The Five Senses and the Nature of Perception
Perceiving the world looks, sounds, and feels easy. It isn't.
Posted November 11, 2014 Reviewed by Jessica Schrader
We perceive the world through our five senses—our eyes, ears, skin, nose, and mouth are all receptors. Everything that comes into the brain enters through one of these doors. Because most of us take the world in through our senses effortlessly, we don’t give much thought or attention to how we do this.
Even scientists were guilty of underappreciating the complexity of the senses. Back in the 1950s and 1960s, when computers were in their infancy, the thinking was that it would take a decade or so to build “perceiving machines” that could respond to sight, sound, touch and so on as well as a human being. Such a machine still doesn’t exist.
Lose a sense, however, and you will quickly appreciate what is missing. I know because that’s what happened to me when I found out my son was deaf. There was so much to learn about the way hearing works and the role of sound in the brain that I wrote a whole book about it.
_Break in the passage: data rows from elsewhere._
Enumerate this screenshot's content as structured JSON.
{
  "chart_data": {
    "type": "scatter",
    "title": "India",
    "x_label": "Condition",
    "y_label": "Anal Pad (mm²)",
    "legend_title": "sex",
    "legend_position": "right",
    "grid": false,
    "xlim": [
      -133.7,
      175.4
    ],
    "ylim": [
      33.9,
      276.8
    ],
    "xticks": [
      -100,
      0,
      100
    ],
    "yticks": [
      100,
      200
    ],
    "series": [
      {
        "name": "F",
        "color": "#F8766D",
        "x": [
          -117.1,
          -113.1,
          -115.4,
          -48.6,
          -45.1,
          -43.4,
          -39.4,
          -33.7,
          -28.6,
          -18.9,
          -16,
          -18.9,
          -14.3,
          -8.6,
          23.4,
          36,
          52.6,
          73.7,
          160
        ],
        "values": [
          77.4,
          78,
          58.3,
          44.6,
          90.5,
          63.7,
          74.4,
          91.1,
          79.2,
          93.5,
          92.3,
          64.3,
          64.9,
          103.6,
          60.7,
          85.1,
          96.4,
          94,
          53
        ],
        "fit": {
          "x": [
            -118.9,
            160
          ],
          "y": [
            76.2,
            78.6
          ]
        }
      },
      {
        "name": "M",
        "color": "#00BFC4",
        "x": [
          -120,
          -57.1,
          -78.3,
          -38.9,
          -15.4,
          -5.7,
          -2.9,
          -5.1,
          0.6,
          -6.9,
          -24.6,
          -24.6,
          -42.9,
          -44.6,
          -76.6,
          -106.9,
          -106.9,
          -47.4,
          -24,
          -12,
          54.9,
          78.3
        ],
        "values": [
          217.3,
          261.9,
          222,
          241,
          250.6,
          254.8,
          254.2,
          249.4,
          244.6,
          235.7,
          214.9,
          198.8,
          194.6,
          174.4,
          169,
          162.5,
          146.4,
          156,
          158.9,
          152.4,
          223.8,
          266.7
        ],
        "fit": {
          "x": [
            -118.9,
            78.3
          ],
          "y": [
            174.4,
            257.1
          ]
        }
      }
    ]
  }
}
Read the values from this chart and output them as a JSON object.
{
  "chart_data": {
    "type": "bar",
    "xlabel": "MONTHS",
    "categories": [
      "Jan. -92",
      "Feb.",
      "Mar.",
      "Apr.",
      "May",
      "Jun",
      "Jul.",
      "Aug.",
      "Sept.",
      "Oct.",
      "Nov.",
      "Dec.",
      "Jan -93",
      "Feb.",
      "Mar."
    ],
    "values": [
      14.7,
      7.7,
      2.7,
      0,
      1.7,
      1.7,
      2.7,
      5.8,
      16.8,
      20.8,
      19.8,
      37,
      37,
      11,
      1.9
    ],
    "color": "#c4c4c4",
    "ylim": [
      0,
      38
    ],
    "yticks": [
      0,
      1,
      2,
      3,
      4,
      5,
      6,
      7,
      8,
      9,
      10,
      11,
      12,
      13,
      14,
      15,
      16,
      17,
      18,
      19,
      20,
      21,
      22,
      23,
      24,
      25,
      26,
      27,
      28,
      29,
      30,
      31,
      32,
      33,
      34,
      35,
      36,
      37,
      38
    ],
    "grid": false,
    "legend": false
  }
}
That was the long version.
This is the short version. What has to happen to put on the show that is our awareness of our environment? An awful lot. Neuroscientists have recently done some radical rethinking about the very nature of perception.
“Historically, the way we intuitively think about all perception is that we’re like a passive recording device with detectors that are specialized for certain things, like a retina for seeing, a cochlea for hearing, and so forth,” says David Poeppel, a professor of psychology and neural science at New York University and a director of the newly established Max Planck Institute for Empirical Aesthetics. “We’re kind of a camera or microphone that gets encoded somehow and then magically makes contact with the stuff in your head.”
At the same time, many of the big thinkers who pondered perception, as far back as the 19th-century German physician Hermann von Helmholtz, knew that couldn’t be quite right. If we reached for a glass or listened to a sentence, didn’t it help to be able to anticipate what might come next?
In the mid-to-late 20th century, a handful of prominent researchers proposed models of perception that suggested that we engaged in “active sensing,” seeking out what was possible as we went along. Such ideas didn’t gain much traction until the past decade, when they suddenly became a hot topic in the study of cognition. What everyone is talking about today is the brain’s power of prediction.
On one level, prediction is just common sense, which may be one reason it didn’t get much scientific respect for so long. If you see your doctor in the doctor’s office, you recognize her quickly. If you see her in the grocery store dressed in jeans, you’ll be slower to realize you know her.
Predictable events are easy for the brain; unpredictable events require more effort. “Our expectations for what we’re going to perceive seem to be a critical part of the process,” says Greg Hickok, a neuroscientist at the University of California, Irvine. “It allows the system to make guesses as to what it might be seeing and to use computational shortcuts.”
In the old view of perception, a cascade of responses flows from the ear or the eye through the brain and ends with the ability to follow a complicated sentence or pick out the one person you are looking for in a crowded theater. That is known as bottom-up processing. It starts with basic input to any sense—raw data—and ends with such higher-level skills as reasoning and judgment and critical thinking—in other words, our expectations and knowledge.
But that is only half the story. Neuroscientists now believe that the process is also happening in reverse, that the cascade flows both ways, with information being prepared, treated, and converted in both directions simultaneously, from the bottom up and the top down.
This holds for simple responses as well as for complex thinking about philosophy or physics. If a sound is uncomfortably loud, for instance, it is the cortex that registers that fact and sends a message all the way back to the cochlea to stiffen hair cells as a protective measure. The same is true of the retina, adjusting for the amount of light available. It’s not your eye or ear doing that, it’s your brain.
Imagine someone beating rhythmically on a table with a pencil: tap, tap, tap, tap. By the third beat, you have anticipated the timing. By the fourth, scientists like Poeppel and Hickok could see activity in the brain that represents that prediction.
Perception then is an active process of constructing a reality, a conversation between the senses and the cortex that balances new information from the outside world with predictions from the interior world of our brain.